At the time, DNA testing was in its infancy, Minyard said.

The sheriff’s office temporarily reopened Hawkins’ case in 2007 and attempted DNA and fingerprint analysis on some of the items found near the body, Minyard said. But technology hadn’t yet advanced to where it sits today, he said.

Derek Cutler is a senior DNA analyst at Salt Lake City-based Intermountain Forensics, where the sheriff’s office has sent the forensic evidence this year to test using more advanced technology.

Forensic science has made rapid advances in recent years, and will continue to do so in coming years, Cutler explained.

But some of the recent advances include something called next generation sequency, Cutler said. Traditional DNA forensic profiling, called STR profiling, took a sample and generated a DNA profile based on whatever the dominant DNA strain was, Cutler said.
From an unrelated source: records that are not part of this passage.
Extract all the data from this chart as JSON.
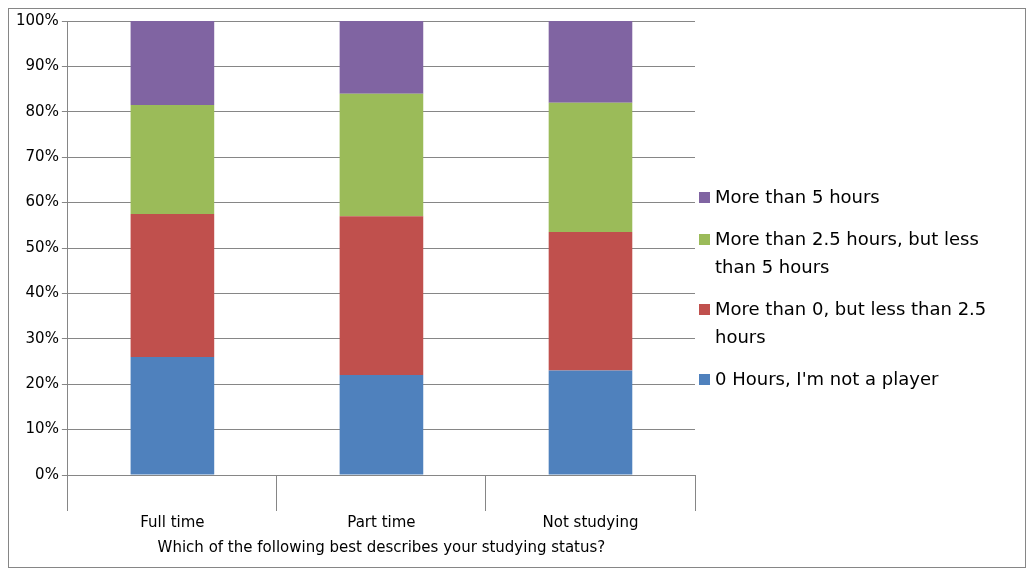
{
  "chart_data": {
    "type": "bar",
    "stacked": true,
    "xlabel": "Which of the following best describes your studying status?",
    "categories": [
      "Full time",
      "Part time",
      "Not studying"
    ],
    "series": [
      {
        "name": "0 Hours, I'm not a player",
        "color": "#4f81bd",
        "values": [
          26,
          22,
          23
        ]
      },
      {
        "name": "More than 0, but less than 2.5 hours",
        "color": "#c0504d",
        "values": [
          31.5,
          35,
          30.5
        ]
      },
      {
        "name": "More than 2.5 hours, but less than 5 hours",
        "color": "#9bbb59",
        "values": [
          24,
          27,
          28.5
        ]
      },
      {
        "name": "More than 5 hours",
        "color": "#8064a2",
        "values": [
          18.5,
          16,
          18
        ]
      }
    ],
    "ylim": [
      0,
      100
    ],
    "yticks": [
      {
        "value": 0,
        "label": "0%"
      },
      {
        "value": 10,
        "label": "10%"
      },
      {
        "value": 20,
        "label": "20%"
      },
      {
        "value": 30,
        "label": "30%"
      },
      {
        "value": 40,
        "label": "40%"
      },
      {
        "value": 50,
        "label": "50%"
      },
      {
        "value": 60,
        "label": "60%"
      },
      {
        "value": 70,
        "label": "70%"
      },
      {
        "value": 80,
        "label": "80%"
      },
      {
        "value": 90,
        "label": "90%"
      },
      {
        "value": 100,
        "label": "100%"
      }
    ],
    "grid": "y",
    "legend": "right"
  }
}
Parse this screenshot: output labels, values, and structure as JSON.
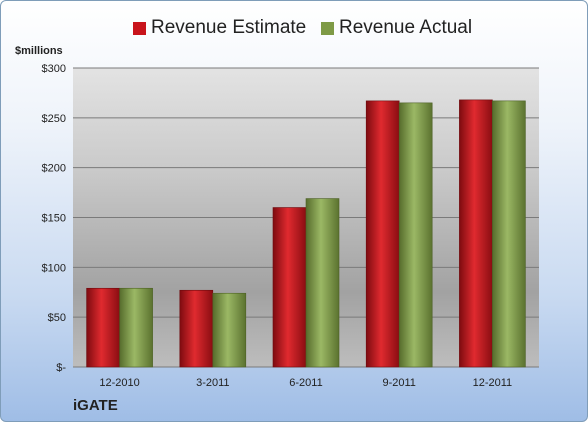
{
  "legend": {
    "estimate_label": "Revenue Estimate",
    "actual_label": "Revenue Actual"
  },
  "unit_label": "$millions",
  "company_label": "iGATE",
  "colors": {
    "estimate": "#c8141c",
    "actual": "#7e9a46"
  },
  "chart_data": {
    "type": "bar",
    "categories": [
      "12-2010",
      "3-2011",
      "6-2011",
      "9-2011",
      "12-2011"
    ],
    "series": [
      {
        "name": "Revenue Estimate",
        "values": [
          79,
          77,
          160,
          267,
          268
        ]
      },
      {
        "name": "Revenue Actual",
        "values": [
          79,
          74,
          169,
          265,
          267
        ]
      }
    ],
    "ylim": [
      0,
      300
    ],
    "yticks": [
      0,
      50,
      100,
      150,
      200,
      250,
      300
    ],
    "ytick_labels": [
      "$-",
      "$50",
      "$100",
      "$150",
      "$200",
      "$250",
      "$300"
    ],
    "grid": true,
    "legend_position": "top"
  }
}
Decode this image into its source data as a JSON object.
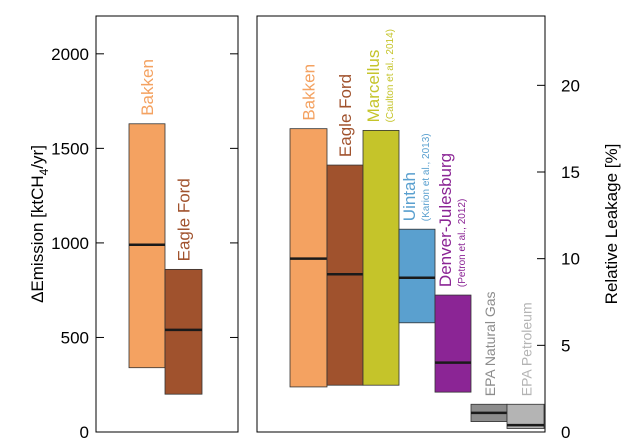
{
  "chart_data": [
    {
      "type": "bar",
      "panel": "left",
      "ylabel_prefix": "ΔEmission [ktCH",
      "ylabel_sub": "4",
      "ylabel_suffix": "/yr]",
      "ylim": [
        0,
        2200
      ],
      "yticks": [
        0,
        500,
        1000,
        1500,
        2000
      ],
      "series": [
        {
          "name": "Bakken",
          "low": 340,
          "high": 1630,
          "median": 990,
          "color": "#F4A261"
        },
        {
          "name": "Eagle Ford",
          "low": 200,
          "high": 860,
          "median": 540,
          "color": "#A0522D"
        }
      ]
    },
    {
      "type": "bar",
      "panel": "right",
      "ylabel": "Relative Leakage [%]",
      "ylim": [
        0,
        24
      ],
      "yticks": [
        0,
        5,
        10,
        15,
        20
      ],
      "series": [
        {
          "name": "Bakken",
          "ref": "",
          "low": 2.6,
          "high": 17.5,
          "median": 10.0,
          "color": "#F4A261",
          "label_color": "#F4A261"
        },
        {
          "name": "Eagle Ford",
          "ref": "",
          "low": 2.7,
          "high": 15.4,
          "median": 9.1,
          "color": "#A0522D",
          "label_color": "#A0522D"
        },
        {
          "name": "Marcellus",
          "ref": "(Caulton et al., 2014)",
          "low": 2.7,
          "high": 17.4,
          "median": null,
          "color": "#C5C42A",
          "label_color": "#C5C42A"
        },
        {
          "name": "Uintah",
          "ref": "(Karion et al., 2013)",
          "low": 6.3,
          "high": 11.7,
          "median": 8.9,
          "color": "#5AA0CF",
          "label_color": "#5AA0CF"
        },
        {
          "name": "Denver-Julesburg",
          "ref": "(Petron et al., 2012)",
          "low": 2.3,
          "high": 7.9,
          "median": 4.0,
          "color": "#8B2595",
          "label_color": "#8B2595"
        },
        {
          "name": "EPA Natural Gas",
          "ref": "",
          "low": 0.6,
          "high": 1.6,
          "median": 1.1,
          "color": "#8C8C8C",
          "label_color": "#8C8C8C"
        },
        {
          "name": "EPA Petroleum",
          "ref": "",
          "low": 0.2,
          "high": 1.6,
          "median": 0.4,
          "color": "#B4B4B4",
          "label_color": "#B4B4B4"
        }
      ]
    }
  ]
}
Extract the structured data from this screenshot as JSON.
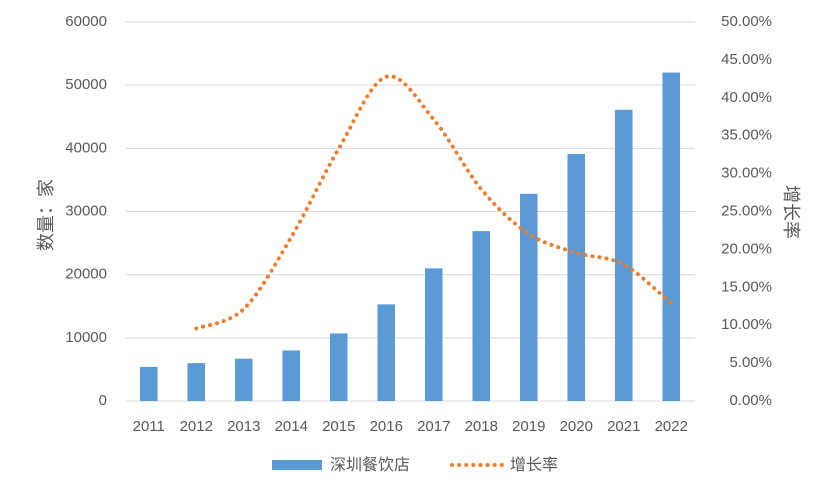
{
  "chart_data": {
    "type": "bar",
    "categories": [
      "2011",
      "2012",
      "2013",
      "2014",
      "2015",
      "2016",
      "2017",
      "2018",
      "2019",
      "2020",
      "2021",
      "2022"
    ],
    "series": [
      {
        "name": "深圳餐饮店",
        "type": "bar",
        "axis": "left",
        "color": "#5b9bd5",
        "values": [
          5400,
          6000,
          6700,
          8000,
          10700,
          15300,
          21000,
          26900,
          32800,
          39100,
          46100,
          52000
        ]
      },
      {
        "name": "增长率",
        "type": "line",
        "style": "dotted",
        "axis": "right",
        "color": "#ed7d31",
        "values": [
          null,
          0.0957,
          0.1214,
          0.2162,
          0.3329,
          0.4278,
          0.3713,
          0.2794,
          0.2206,
          0.1956,
          0.1801,
          0.1286
        ]
      }
    ],
    "y_left": {
      "label": "数量：家",
      "range": [
        0,
        60000
      ],
      "ticks": [
        "0",
        "10000",
        "20000",
        "30000",
        "40000",
        "50000",
        "60000"
      ],
      "tick_values": [
        0,
        10000,
        20000,
        30000,
        40000,
        50000,
        60000
      ]
    },
    "y_right": {
      "label": "增长率",
      "range": [
        0,
        0.5
      ],
      "ticks": [
        "0.00%",
        "5.00%",
        "10.00%",
        "15.00%",
        "20.00%",
        "25.00%",
        "30.00%",
        "35.00%",
        "40.00%",
        "45.00%",
        "50.00%"
      ],
      "tick_values": [
        0,
        0.05,
        0.1,
        0.15,
        0.2,
        0.25,
        0.3,
        0.35,
        0.4,
        0.45,
        0.5
      ]
    },
    "grid": true,
    "legend_position": "bottom"
  }
}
Using a newer technology called YSTR DNA testing, however, forensic investigators can single out Y chromosomes from a sample with mixed DNA, allowing for two separate DNA profiles, Cutler said.

Forensic experts can also now draw older and degraded DNA from samples, Minyard added.

Advances both in DNA technology and forensic genealogy have already helped police departments and law enforcement agencies solve cold cases, some decades old.

Deputies with Montana’s Cascade County Sheriff’s Office, for instance, recently used DNA technology and genealogy databases to solve a double homicide from 1956, according to a National Public Radio report.

Those investigators were inspired to try new forensic genealogy because of its use to identify the Golden State Killer in 2018, according to the article.

It typically takes about 30 days to complete a DNA analysis from the time it is received, Cutler said.

"It is obvious from the case files that detectives put a lot of effort into solving this case," Minyard said. "They did all they could. With modern advances in forensic technology, we can breathe new life into this case."